Crate cmsketch

Crate cmsketch 

Source
Expand description

A probabilistic counting data structure that never undercounts items before it hits counter’s capacity. It is a table structure with the depth being the number of hashes and the width being the number of unique items. When a key is inserted, each row’s hash function is used to generate the index for that row. Then the element’s count at that index is incremented. As a result, one key being inserted will increment different indices in each row. Querying the count returns the minimum values of these elements since some hashes might collide.

Users are supposed to synchronize concurrent accesses to the data structure.

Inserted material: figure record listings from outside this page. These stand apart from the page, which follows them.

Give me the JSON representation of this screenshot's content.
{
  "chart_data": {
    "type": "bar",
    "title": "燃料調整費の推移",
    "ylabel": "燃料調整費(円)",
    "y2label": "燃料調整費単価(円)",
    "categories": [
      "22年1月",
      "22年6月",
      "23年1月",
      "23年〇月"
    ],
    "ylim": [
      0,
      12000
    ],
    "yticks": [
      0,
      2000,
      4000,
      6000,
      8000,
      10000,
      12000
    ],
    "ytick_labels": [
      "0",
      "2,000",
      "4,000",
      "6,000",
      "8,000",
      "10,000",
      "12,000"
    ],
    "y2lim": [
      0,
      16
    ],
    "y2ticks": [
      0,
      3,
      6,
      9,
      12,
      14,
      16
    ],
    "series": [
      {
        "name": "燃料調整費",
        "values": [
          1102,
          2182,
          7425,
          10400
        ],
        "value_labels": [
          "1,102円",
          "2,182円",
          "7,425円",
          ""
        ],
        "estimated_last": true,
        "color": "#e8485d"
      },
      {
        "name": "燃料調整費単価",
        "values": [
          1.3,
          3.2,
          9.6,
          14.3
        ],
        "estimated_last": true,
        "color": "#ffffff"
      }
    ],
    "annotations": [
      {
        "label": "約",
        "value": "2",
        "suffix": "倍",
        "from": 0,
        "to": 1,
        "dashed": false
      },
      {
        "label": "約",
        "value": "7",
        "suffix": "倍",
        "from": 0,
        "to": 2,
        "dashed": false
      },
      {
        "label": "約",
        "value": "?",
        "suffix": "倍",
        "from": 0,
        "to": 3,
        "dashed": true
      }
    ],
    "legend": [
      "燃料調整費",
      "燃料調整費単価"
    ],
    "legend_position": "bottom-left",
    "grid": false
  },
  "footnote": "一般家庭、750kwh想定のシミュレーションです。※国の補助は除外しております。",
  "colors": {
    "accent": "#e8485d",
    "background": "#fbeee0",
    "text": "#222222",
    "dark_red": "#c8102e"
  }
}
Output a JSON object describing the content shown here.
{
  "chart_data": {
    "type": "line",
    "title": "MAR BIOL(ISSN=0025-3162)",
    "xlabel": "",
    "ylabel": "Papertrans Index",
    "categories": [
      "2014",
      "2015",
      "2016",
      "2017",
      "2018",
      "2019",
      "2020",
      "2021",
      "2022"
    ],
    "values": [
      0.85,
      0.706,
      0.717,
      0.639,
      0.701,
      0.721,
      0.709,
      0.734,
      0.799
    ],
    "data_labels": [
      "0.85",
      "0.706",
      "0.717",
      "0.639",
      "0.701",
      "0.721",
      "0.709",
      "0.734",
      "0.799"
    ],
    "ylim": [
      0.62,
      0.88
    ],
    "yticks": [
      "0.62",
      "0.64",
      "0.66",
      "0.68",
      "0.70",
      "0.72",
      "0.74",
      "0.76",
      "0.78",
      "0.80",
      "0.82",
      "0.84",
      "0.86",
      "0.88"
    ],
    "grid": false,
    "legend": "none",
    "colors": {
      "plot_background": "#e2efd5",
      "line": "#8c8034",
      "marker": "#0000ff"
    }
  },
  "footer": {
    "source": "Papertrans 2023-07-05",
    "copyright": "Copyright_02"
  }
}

E.g. insert(1) hash1(1) = 2 -> increment row 1, index 2 hash2(1) = 5 -> increment row 2, index 5 hash3(1) = 3 -> increment row 3, index 3 etc.

§Usage

use cmsketch::CMSketchU32;

const ERROR: f64 = 0.01;
const CONFIDENCE: f64 = 0.95;

fn main() {
    let mut cms = CMSketchU32::new(ERROR, CONFIDENCE);
    for i in 0..10 {
        for _ in 0..i {
            cms.inc(i);
        }
    }
     
    for i in 0..10 {
        assert!(cms.estimate(i) >= i as u32);
    }
     
    cms.halve();
     
    for i in 0..10 {
        assert!(cms.estimate(i) >= (i as f64 * 0.5) as u32);
    }
}

Structs§

CMSketchAtomicU8
Count-Min Sketch that stores u8 counters using atomics for concurrent updates.
CMSketchAtomicU16
Count-Min Sketch that stores u16 counters using atomics for concurrent updates.
CMSketchAtomicU32
Count-Min Sketch that stores u32 counters using atomics for concurrent updates.
CMSketchAtomicU64
Count-Min Sketch that stores u64 counters using atomics for concurrent updates.
CMSketchAtomicUsize
Count-Min Sketch that stores usize counters using atomics for concurrent updates.
CMSketchU8
Count-Min Sketch storing non-atomic u8 counters.
CMSketchU16
Count-Min Sketch storing non-atomic u16 counters.
CMSketchU32
Count-Min Sketch storing non-atomic u32 counters.
CMSketchU64
Count-Min Sketch storing non-atomic u64 counters.
CMSketchUsize
Count-Min Sketch storing non-atomic usize counters.